最开始隐藏状态分布 $\varphi=\{\varphi_1,\varphi_2,...,\varphi_n\}$ ，维度和矩阵 $A$ 的行数相同。

HMM模型搭建完毕， $\lambda=(A,B,\varphi)$

看个实例吧，公式看着晕。

$1.5.2$ 实例说明

看个实例吧，公式看着晕，比如在盒子里面抓球解解闷，假设三个箱子里只有红色和白色的球。隐藏状态 $O$ 是三个箱子，观测状态 $V$ 是白红。

三个箱子，第一个箱子5红5白，第二个箱子4红6白，第三个箱子7红3白。也就是能得到下面的观测概率矩阵：

\begin{matrix} (3) & B = (\begin{array}{ccc} 0.5 & 0.5 \\ 0.6 & 0.4 \\ 0.7 & 0.3 \end{array}) \end{matrix}

$\begin{equation} B= \left( \begin{array}{ccc} 0.5& 0.5 \\ %第一行元素 0.6 & 0.4\\ %第二行元素 0.7& 0.3\\ %第二行元素 \end{array} \right) \tag{ 3} \end{equation}$

按照下面的方法从盒子里抽球，开始的时候，从第一个盒子抽球的概率是0.2，从第二个盒子抽球的概率是0.4，从第三个盒子抽球的概率是0.4。

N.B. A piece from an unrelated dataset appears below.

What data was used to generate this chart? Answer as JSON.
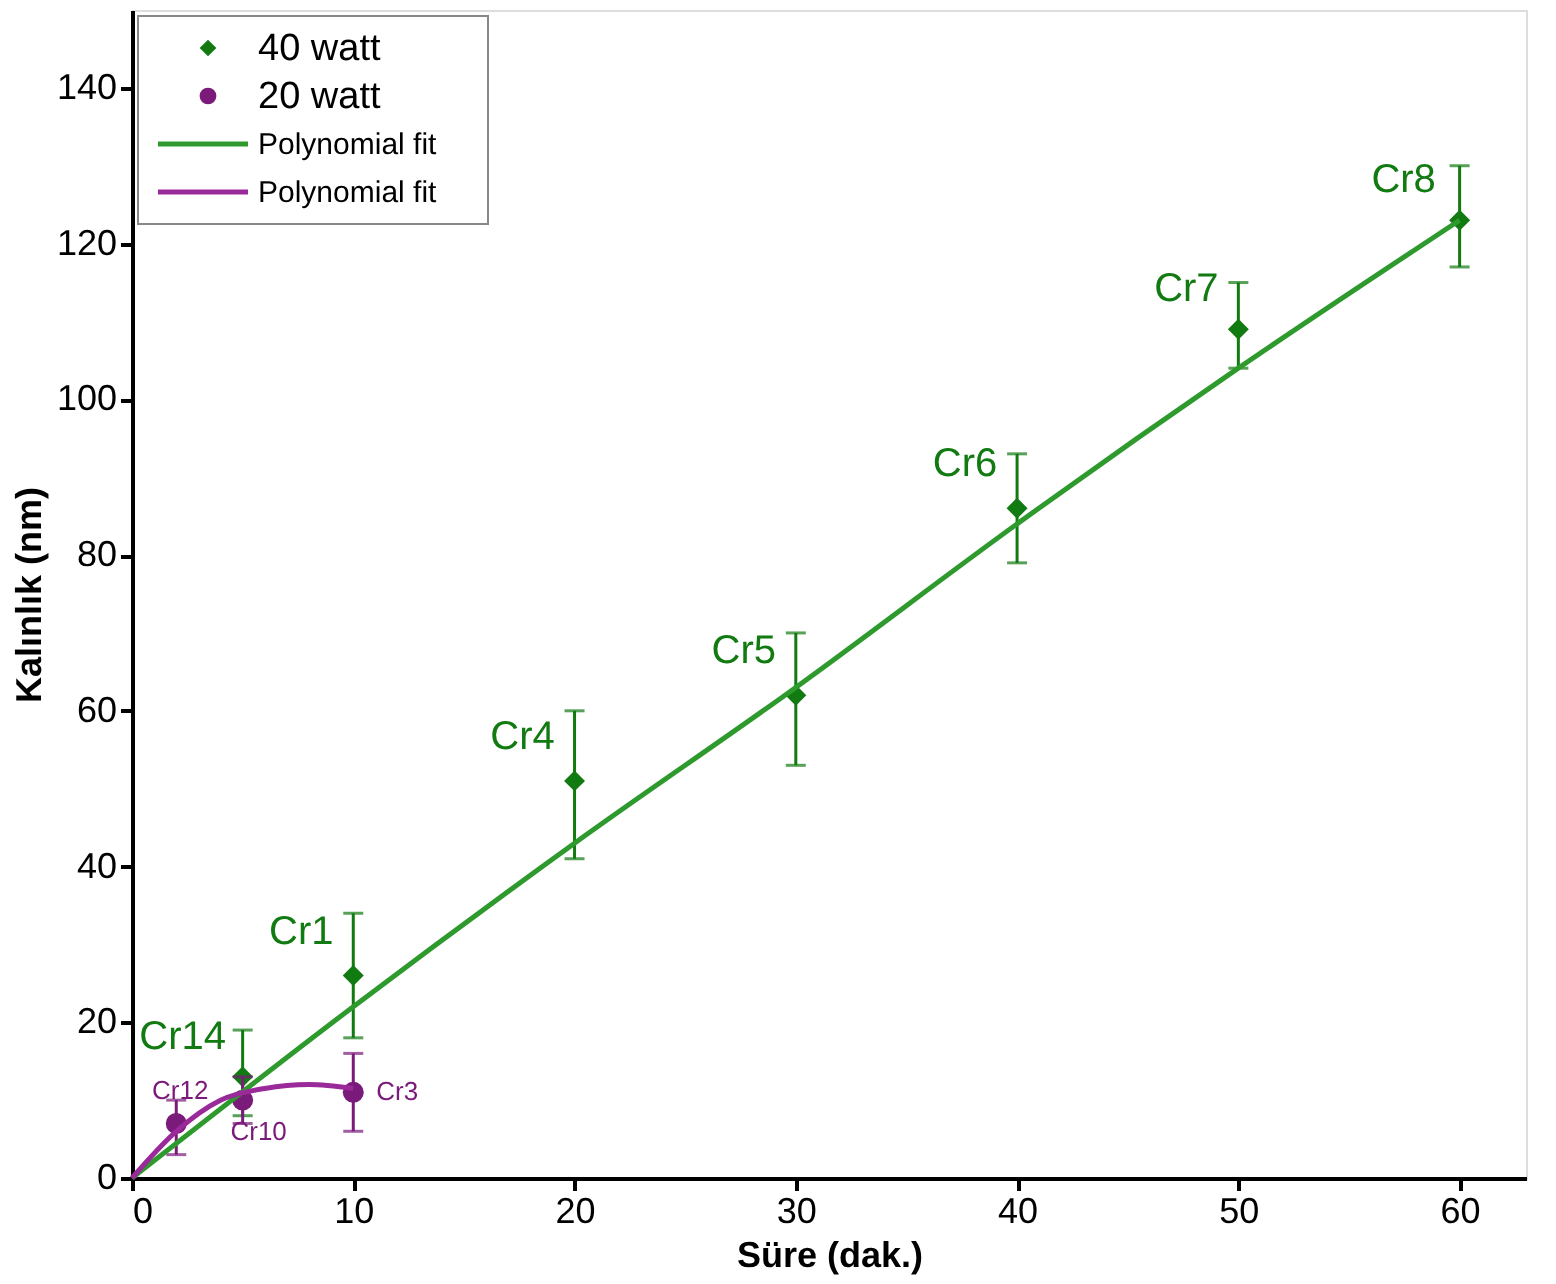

也就是初始隐藏分布为 $\lambda=\{0.2,0.4,0.4\}$ 。

以这个概率抽一次球后，将球放回。然后从当前盒子转移到下一个盒子进行抽球。规则是：如果当前抽球的盒子是第一个盒子，则以0.5的概率仍然留在第一个盒子继续抽球，以0.2的概率去第二个盒子抽球，以0.3的概率去第三个盒子抽球。

如果当前抽球的盒子是第二个盒子，则以0.5的概率仍然留在第二个盒子继续抽球，以0.3的概率去第一个盒子抽球，以0.2的概率去第三个盒子抽球。

如果当前抽球的盒子是第三个盒子，则以0.5的概率仍然留在第三个盒子继续抽球，以0.2的概率去第一个盒子抽球，以0.3的概率去第二个盒子抽球。上面三段，能得到状态转移矩阵(自己意会一下矩阵 $A,B$ 的维度表示啥意思)。

\begin{matrix} (4) & A = (\begin{array}{ccc} 0.5 & 0.2 & 0.3 \\ 0.3 & 0.5 & 0.2 \\ 0.2 & 0.3 & 0.5 \end{array}) \end{matrix}

$\begin{equation} A= \left( \begin{array}{ccc} 0.5 & 0.2 & 0.3\\ %第一行元素 0.3& 0.5& 0.2\\ %第二行元素 0.2& 0.3 & 0.5\\ %第二行元素 \end{array} \right) \tag{ 4} \end{equation}$

如此下去，直到重复三次，得到一个球的颜色的观测序列: $O=\{红，白，红\}$ 。在这个观测状态下，推测最有可能来源于哪个箱子，也就是哪个隐藏状态，也就是要计算状态 $I$ 。

说了半天，终于把那些公式符号都套上了。然后去解决实际问题。

$1.5.3$ 可应用的实际问题

　　　　 1)评估观察序列概率。即给定模型 $\lambda=(A,B,\varphi)$ 和观测序列 $O=\{红，白，红\}$ ，计算在模型 $\lambda$ 下观测序列 $O$ 出现的概率 $P(O|λ)$ 。这个问题是HMM模型三个问题中最简单的。

　　　　 2)模型参数学习问题。即给定观测序列 $O$ ，估计模型 $\lambda=(A,B,\varphi)$ 的参数，使该模型下观测序列的条件概率 $P(O|λ)$ 最大。

　　　　 3)预测问题，也称为解码问题。即给定模型 $\lambda=(A,B,\varphi)$ 和观测序列 $O$ ，求给定观测序列条件下，最可能出现的对应的状态序列，这个问题的求解需要用到基于动态规划的维特比算法。(当时就是用的这个思想做的2018泰迪杯B题)。

　　　　以上问题的求解步骤我看懂了差不多，但是推导太复杂了我也不想写。上面的两个博客提到了求解的步骤，如果有兴趣可以去看看。真的，人家讲的特别详细，据说是看的《统计学习方法》这本书，好像又在骗我买书的样子。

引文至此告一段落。